Celtic Connections is a folk, world and roots music festival in Glasgow, taking place over a three week period in January and February in venues across the city. It always holds an extraordinary collection of artists, musicians and sessions, bringing a wide range of people together to make the city buzz with music. I was lucky enough to head up for the last weekend in the festival, attending a group of events called Lau-Land, held in the beautiful CCA venue.

It is difficult to encapsulate the sheer diversity of the festival, and the large number of different events. Across the afternoon, there was a panel discussion, gathering folk musicians Cormac Begley, Kris Drever, Martin Green, Siobhan Miller and Karine Polwart. After exchanging some tunes that had influenced them as children, they discussed the nature of folk music, the weight of its tradition and its importance in carrying local dialects, so that these ancient languages are not seen as “other” but are used freely and with confidence. Following this and their exploration of how they all came to folk under different circumstances, they then held a session in the bar next door. For those of you who don’t know, a folk session typically involves a group of musicians just exchanging tunes, learning them off one another as they play and improvising around it. While being packed into the back room of a bar like sardines, it was amazing to hear people openly exchange music as you would thoughts in a conversation. I reflected that this is something we sorely lack in England, we lack an open music community where anyone can play, and everyone is willing to listen, even the small children sat on their parent’s laps.

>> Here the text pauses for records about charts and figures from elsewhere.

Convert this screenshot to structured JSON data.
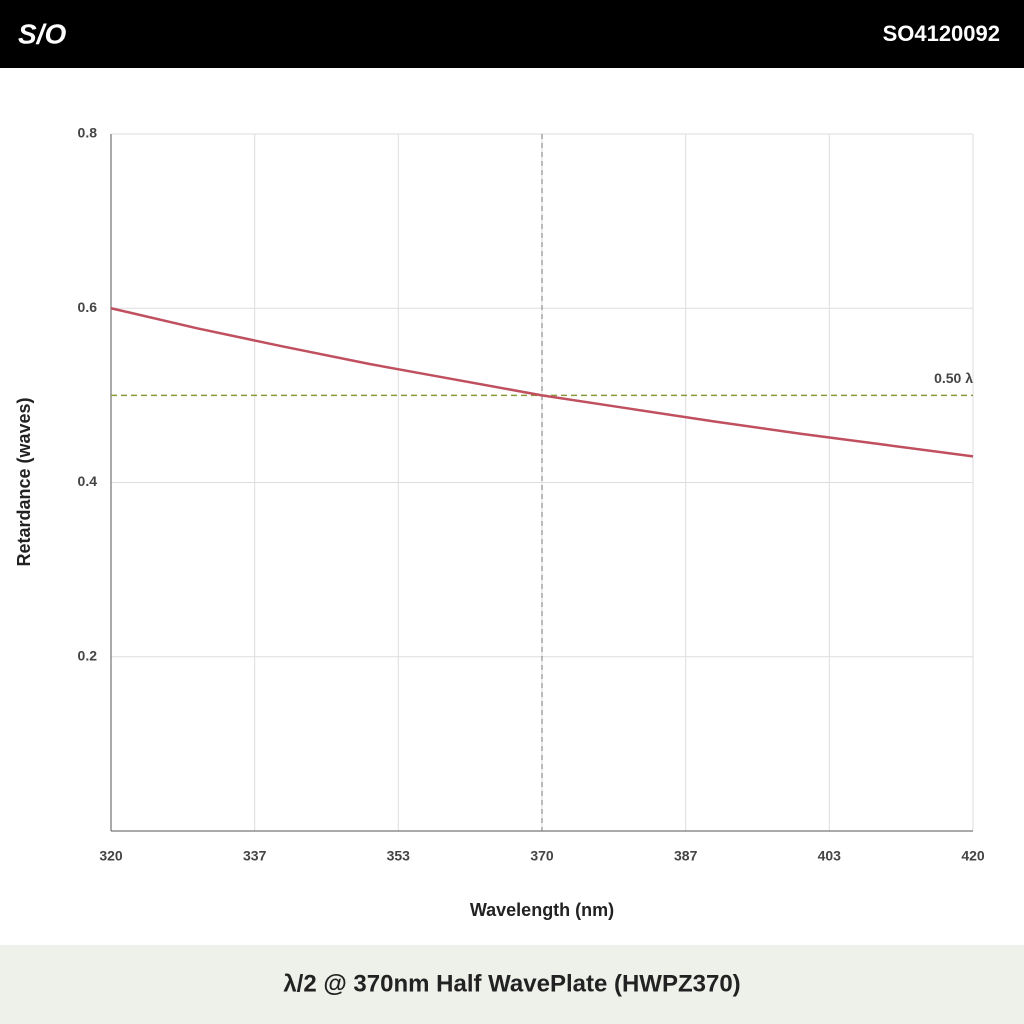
{
  "header": {
    "logo": "S/O",
    "code": "SO4120092"
  },
  "chart_data": {
    "type": "line",
    "title": "λ/2 @ 370nm Half WavePlate (HWPZ370)",
    "xlabel": "Wavelength (nm)",
    "ylabel": "Retardance (waves)",
    "x": [
      320,
      330,
      340,
      350,
      360,
      370,
      380,
      390,
      400,
      410,
      420
    ],
    "values": [
      0.6,
      0.577,
      0.556,
      0.536,
      0.518,
      0.5,
      0.485,
      0.47,
      0.456,
      0.443,
      0.43
    ],
    "color": "#c0505f",
    "xlim": [
      320,
      420
    ],
    "xticks": [
      320,
      {
        "value": 336.67,
        "label": "337"
      },
      {
        "value": 353.33,
        "label": "353"
      },
      370,
      {
        "value": 386.67,
        "label": "387"
      },
      {
        "value": 403.33,
        "label": "403"
      },
      420
    ],
    "ylim": [
      0,
      0.8
    ],
    "yticks": [
      0.2,
      0.4,
      0.6,
      0.8
    ],
    "grid": true,
    "hline": {
      "value": 0.5,
      "label": "0.50 λ",
      "color": "#8a9a3a"
    },
    "vline": {
      "value": 370,
      "color": "#777777"
    }
  }
}
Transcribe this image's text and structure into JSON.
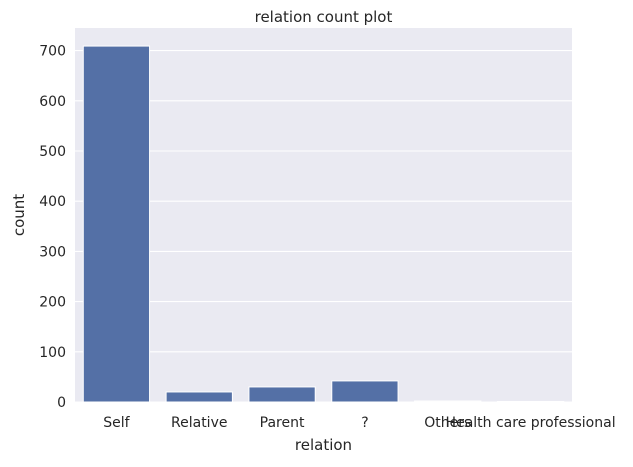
{
  "chart_data": {
    "type": "bar",
    "title": "relation count plot",
    "xlabel": "relation",
    "ylabel": "count",
    "categories": [
      "Self",
      "Relative",
      "Parent",
      "?",
      "Others",
      "Health care professional"
    ],
    "values": [
      709,
      20,
      30,
      42,
      2,
      1
    ],
    "ylim": [
      0,
      745
    ],
    "yticks": [
      0,
      100,
      200,
      300,
      400,
      500,
      600,
      700
    ],
    "grid": true,
    "bar_color": "#5470a6",
    "plot_background": "#eaeaf2",
    "grid_color": "#ffffff"
  }
}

As the evening went on, the range of music increased, from The Whitburn Band, who played a spectacular brass-band rendition of Metropolis (1927), to The Pictish Trail who ended the night/very early morning with a DJ set. And there was everything in between, including an exert from Jaimini Jethwa’s play ‘The Last Queen of Scotland’ which had scored to success at last year’s Fringe in Edinburgh and gave a genuinely gutsy portrayal of her experiences as a Ugandan exile in Scottish society. There were some fantastic sets from Brighde Chaimeul, a Scottish Small Pipes player who won BBC Young Folk award in 2016 accompanied by Aidan O’Rourke, Sam Amidon, a talented singer-songwriter from Vermont, Kris Drever, Eamonn Coyne and Martin Green, just to name a few. Plus, there was an experimental live sound/video installation in the cinema, which was strangely fascinating but also brilliant.

Many brand Celtic Connections as a folk festival, but it is far more than that. It’s a cultural festival, celebrating an exceptional range of music, artistic talent and local venues. It’s the kind of warm environment which makes you glad to have stayed up until 3am dancing with groups of people you only know through their mutual love of the music that you’re dancing to.